By chance, on losing his 'borrowed' horse and cart, Meaunles stumbles on the domaine mystérieux, which seems to be run by children having a celebration for Frantz de Galais's (aborted) engagement to Valentine (a beautiful girl based on Alain-Fournier's meeting with Yvonne de Quiévrecourt in 1905). That is when Meaunles falls in love with Frantz's sister Yvonne de Galais, whom he will later marry, have a child by, and er...

There's a certain playfulness with the names: Saint Agathe is a real chapelle in the nearby village of, er, Meaunles, La Ferté-d'Angillon recalls La Chapelle d'Anguillon where Alain-Fournier was born, Vieux-Nançay obviously represents Nançay, etc. But one of the great works of French literature? One of the best remembered, yes.
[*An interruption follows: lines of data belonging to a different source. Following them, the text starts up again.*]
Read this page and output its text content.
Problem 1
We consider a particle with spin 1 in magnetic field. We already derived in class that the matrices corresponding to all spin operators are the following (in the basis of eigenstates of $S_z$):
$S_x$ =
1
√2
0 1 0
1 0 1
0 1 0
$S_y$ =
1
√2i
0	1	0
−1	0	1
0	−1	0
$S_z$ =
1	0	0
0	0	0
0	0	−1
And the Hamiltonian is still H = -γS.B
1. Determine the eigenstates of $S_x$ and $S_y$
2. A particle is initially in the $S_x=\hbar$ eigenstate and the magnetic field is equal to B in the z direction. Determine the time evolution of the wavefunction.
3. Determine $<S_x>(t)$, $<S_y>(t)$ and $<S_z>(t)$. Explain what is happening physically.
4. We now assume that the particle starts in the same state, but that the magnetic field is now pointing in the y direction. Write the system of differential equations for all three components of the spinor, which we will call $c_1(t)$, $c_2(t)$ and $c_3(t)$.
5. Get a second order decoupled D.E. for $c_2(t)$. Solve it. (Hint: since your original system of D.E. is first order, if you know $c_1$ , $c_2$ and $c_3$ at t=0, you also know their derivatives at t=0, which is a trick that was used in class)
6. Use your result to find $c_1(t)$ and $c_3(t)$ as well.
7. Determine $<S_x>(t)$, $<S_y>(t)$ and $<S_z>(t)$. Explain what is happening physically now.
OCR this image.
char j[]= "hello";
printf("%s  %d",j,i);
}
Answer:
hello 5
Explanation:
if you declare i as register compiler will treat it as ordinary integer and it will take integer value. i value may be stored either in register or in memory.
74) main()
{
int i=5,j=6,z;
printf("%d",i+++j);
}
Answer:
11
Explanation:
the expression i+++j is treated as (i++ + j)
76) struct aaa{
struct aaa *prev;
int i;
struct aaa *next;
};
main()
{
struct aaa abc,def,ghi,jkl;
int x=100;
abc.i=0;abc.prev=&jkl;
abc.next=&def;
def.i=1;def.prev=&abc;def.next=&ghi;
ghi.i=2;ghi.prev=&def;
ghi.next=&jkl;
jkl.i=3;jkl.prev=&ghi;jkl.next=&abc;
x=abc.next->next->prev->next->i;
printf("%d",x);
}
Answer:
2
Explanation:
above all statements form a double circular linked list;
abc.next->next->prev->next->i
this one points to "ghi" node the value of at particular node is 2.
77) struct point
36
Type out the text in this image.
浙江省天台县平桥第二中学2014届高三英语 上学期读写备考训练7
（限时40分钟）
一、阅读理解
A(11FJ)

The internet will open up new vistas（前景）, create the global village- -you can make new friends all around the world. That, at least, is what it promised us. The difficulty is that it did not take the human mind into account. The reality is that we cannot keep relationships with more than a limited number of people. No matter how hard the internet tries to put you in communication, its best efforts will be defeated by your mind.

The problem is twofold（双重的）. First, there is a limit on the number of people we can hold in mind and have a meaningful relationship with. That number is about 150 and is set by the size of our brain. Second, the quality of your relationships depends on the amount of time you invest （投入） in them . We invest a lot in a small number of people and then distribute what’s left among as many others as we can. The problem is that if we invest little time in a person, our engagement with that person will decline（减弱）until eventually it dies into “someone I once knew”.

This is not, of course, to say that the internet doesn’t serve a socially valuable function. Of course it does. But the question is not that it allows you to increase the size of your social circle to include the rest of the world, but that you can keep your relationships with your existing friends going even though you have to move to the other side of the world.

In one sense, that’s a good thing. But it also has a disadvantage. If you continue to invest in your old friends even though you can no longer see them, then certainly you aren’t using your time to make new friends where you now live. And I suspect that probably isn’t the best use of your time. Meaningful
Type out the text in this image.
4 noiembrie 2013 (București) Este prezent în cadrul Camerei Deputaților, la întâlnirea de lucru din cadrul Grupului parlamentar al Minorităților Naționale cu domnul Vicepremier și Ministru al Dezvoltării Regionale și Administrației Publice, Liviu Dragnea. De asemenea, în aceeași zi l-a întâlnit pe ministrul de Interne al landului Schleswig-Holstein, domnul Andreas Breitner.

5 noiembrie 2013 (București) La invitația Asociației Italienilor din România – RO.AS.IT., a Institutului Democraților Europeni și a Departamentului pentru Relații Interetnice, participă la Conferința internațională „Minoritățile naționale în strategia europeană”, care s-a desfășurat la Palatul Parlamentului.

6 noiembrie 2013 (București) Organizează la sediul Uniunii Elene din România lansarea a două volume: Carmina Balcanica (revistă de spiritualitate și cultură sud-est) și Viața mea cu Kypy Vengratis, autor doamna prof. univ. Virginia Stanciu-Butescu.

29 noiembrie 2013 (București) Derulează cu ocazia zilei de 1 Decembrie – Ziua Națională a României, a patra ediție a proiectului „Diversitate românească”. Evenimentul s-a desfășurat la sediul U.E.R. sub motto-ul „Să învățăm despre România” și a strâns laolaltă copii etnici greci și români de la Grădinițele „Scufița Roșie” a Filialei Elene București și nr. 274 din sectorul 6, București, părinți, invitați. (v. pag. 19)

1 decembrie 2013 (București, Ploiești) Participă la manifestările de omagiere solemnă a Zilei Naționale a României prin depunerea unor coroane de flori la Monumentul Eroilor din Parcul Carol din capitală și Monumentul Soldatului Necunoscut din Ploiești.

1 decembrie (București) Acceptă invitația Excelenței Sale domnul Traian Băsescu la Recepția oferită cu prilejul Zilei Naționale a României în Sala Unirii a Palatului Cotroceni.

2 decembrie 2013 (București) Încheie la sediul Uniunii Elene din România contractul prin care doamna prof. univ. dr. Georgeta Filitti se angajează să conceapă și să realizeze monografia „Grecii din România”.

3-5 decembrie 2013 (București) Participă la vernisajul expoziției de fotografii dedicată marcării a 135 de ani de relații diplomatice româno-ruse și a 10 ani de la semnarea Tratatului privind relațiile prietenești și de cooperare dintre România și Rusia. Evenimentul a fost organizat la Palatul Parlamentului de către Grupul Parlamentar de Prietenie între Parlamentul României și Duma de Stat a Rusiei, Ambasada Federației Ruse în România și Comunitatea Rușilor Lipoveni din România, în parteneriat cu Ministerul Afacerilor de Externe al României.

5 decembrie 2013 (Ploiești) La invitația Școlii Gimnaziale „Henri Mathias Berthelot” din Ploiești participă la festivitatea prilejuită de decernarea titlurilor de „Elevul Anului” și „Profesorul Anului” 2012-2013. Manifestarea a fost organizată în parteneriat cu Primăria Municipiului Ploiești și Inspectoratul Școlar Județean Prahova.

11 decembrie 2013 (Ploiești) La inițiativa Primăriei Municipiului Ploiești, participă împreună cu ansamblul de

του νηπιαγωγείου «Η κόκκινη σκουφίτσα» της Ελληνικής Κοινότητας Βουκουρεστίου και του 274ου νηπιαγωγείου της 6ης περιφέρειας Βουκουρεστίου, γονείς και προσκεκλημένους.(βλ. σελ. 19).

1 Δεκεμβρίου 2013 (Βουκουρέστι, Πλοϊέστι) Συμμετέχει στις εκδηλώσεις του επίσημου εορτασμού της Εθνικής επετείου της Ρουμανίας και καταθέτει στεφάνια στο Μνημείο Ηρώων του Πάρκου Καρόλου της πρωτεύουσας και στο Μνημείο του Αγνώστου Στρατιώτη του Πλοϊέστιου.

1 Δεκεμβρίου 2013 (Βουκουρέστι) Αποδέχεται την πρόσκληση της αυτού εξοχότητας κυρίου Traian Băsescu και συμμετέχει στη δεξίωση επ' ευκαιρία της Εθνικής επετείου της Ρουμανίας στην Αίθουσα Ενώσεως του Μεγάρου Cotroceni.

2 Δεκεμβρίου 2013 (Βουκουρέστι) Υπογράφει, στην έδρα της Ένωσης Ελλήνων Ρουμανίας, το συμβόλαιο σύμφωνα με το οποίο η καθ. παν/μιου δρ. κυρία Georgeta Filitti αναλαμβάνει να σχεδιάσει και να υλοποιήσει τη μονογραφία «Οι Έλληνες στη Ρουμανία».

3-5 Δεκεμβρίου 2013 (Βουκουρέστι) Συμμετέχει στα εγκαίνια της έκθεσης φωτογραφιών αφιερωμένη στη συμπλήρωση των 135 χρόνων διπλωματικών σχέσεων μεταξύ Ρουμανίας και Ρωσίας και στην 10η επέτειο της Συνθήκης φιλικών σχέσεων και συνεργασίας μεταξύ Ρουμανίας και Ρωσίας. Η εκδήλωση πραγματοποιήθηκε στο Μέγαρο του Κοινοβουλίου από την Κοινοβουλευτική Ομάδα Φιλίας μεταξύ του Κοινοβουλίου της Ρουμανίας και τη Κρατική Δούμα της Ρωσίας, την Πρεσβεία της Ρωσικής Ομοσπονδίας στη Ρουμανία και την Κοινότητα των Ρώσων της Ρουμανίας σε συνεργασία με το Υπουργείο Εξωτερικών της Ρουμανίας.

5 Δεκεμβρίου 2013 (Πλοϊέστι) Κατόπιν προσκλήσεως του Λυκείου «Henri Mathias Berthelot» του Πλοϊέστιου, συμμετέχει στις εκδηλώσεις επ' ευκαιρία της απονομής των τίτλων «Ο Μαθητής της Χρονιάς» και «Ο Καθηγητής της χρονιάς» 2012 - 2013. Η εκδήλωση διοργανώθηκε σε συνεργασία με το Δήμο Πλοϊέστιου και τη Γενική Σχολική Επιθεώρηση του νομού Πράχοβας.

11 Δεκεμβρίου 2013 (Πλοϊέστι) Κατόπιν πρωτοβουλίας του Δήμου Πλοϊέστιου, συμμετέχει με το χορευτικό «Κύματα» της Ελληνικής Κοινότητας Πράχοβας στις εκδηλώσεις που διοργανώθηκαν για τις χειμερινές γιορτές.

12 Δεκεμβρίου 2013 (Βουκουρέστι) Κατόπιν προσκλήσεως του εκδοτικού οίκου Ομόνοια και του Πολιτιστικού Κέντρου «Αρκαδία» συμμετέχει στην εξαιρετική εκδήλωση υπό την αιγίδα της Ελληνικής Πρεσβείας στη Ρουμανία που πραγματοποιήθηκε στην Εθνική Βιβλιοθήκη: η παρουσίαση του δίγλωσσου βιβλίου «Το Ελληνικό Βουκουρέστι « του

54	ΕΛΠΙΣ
*Does it really need to be said that later authors such as Alexandre Vialatte and Amélie Nothomb later ploughed a similar theme of puberty being the Fall?

5 October 2016

Alain-Fournier, 14e arrondissement, Paris

'ICI
ALAIN-FOURNIER
1886 – 1914
A ÉCRIT LE GRAND MEAULNES
AVANT DE DISPARAÎTRE SUR LES-HAUTS-DE-MEUSE
LE 22 SEPTEMBRE 1914
"Je cherche quelque chose de plus mystérieuse encore"'

2 rue Cassini, where Alain-Fournier wrote Le Grand Meaulnes (1913), the only novel he completed before being killed in World War I at the age of twenty-eight. The novel remains one of the most popular ever written in French literature, and only just managed to miss the Goncourt.